Ok, so my boyfriend and I are getting married in the near future. We are having a few problems with his daughter. To sum it up quickly he parents out of guilt and she has never had consquences for anything. Her mom is so incredibly insecure about our relationship that she has been a total bitch. I made us an appointment to see a counsellor. This counsellor has been seeing my boyfriends daughter for a year now. She is 8 and has been peeing in her pants and scratching herself to the point of bleeding and shoplifting. I thought the counsellor could help us deal with a few issues. Here's the thing I need advice on, how much should I tell her? I think the main problem is that when my boyfriend is stressed he turns to marijuana. He has a puff before work and then has one after work and in the evening as well. I feel like lately he doesn't deal with any issues, he just has a puff and no longer cares about anything. I feel this is the main problem but I'm not sure if I should tell the counsellor or not. I would like him to stop but it doesn't seem very likely that he will.

frustratedstepmom78's picture

I am about to start couples counseling next week with my husband because we can't seem to communicate with each other without arguing and I don't plan to hold anything back. I think you shouldn't either if you think the problem is party due to the puffing then say it and see what the counselor suggests. Sometimes people need to stop a habit that they don't see as a problem and it might help to have an outside source point it out. Good luck.

Anne 8102's picture

What's the point in going if you don't tell the counselor everything there is to tell?
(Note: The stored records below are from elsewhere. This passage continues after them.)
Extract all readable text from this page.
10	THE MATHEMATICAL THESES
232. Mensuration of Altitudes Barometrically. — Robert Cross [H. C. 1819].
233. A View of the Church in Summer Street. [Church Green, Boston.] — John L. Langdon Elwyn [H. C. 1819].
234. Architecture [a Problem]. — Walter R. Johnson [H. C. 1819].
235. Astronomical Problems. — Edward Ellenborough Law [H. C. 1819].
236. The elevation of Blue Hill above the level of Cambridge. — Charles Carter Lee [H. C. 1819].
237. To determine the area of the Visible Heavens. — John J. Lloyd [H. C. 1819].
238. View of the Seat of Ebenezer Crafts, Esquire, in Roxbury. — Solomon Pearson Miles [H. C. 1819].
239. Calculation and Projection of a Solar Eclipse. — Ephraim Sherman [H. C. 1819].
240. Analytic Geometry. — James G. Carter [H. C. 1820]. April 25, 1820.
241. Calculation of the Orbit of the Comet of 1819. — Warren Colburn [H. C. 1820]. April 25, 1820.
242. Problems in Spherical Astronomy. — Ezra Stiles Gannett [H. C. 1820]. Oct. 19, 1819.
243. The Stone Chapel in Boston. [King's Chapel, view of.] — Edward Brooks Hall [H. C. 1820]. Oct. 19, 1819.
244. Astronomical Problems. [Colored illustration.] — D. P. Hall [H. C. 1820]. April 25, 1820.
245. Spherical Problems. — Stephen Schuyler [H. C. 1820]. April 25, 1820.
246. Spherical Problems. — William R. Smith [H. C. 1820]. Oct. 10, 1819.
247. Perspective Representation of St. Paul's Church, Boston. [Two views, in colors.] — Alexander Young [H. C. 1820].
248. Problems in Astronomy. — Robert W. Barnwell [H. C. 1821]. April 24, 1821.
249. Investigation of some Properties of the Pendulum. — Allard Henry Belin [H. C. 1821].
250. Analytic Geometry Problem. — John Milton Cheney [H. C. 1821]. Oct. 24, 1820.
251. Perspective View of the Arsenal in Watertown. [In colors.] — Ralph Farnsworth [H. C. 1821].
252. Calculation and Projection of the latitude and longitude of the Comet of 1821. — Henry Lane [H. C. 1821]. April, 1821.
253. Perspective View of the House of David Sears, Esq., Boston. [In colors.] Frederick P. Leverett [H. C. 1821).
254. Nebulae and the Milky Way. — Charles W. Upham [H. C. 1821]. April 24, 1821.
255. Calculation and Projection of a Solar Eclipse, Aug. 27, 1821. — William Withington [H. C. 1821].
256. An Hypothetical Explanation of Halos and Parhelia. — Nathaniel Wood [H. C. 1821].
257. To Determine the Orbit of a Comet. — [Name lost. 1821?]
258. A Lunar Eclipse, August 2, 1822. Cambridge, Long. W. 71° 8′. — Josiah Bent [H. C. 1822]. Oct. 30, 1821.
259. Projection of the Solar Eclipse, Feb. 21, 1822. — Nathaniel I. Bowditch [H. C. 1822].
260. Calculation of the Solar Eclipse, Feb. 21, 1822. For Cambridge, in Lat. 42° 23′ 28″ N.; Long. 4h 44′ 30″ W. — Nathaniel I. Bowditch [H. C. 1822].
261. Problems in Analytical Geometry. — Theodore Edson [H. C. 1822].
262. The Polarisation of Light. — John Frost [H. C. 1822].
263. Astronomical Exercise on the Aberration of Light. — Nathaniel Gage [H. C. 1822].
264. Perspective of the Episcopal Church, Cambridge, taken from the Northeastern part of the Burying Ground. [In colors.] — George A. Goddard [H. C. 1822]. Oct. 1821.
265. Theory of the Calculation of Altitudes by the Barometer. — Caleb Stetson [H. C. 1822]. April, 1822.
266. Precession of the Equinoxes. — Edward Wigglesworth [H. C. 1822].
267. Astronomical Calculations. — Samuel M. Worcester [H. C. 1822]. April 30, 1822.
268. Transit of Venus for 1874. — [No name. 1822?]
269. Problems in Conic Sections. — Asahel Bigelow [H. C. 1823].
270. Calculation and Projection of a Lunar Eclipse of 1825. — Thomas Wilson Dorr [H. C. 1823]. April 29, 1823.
Mechanics can't fix cars without tools, musicians can't play without instruments and counselors can't advise without the info.

~ Anne ~

Anonymous's picture

The fact that he deals with important issues this way is cause for concern. If he is willing to go to the counseling, maybe he realizes this himself. Give him a chance, since he is facing things by going rather than blowing it off. However, if the puffing bothers you for other reasons (it would absolutely bother me), then it would be important that you bring it up. If he turns to this to deal with ALL problems, then you should probably bring it up somehow, in or out of counseling. He deserves a chance to make things better, and can't unless he knows how you feel about it. A counselor's office would be a good place to bring it up if you are unsure how exactly you feel or what to do about it.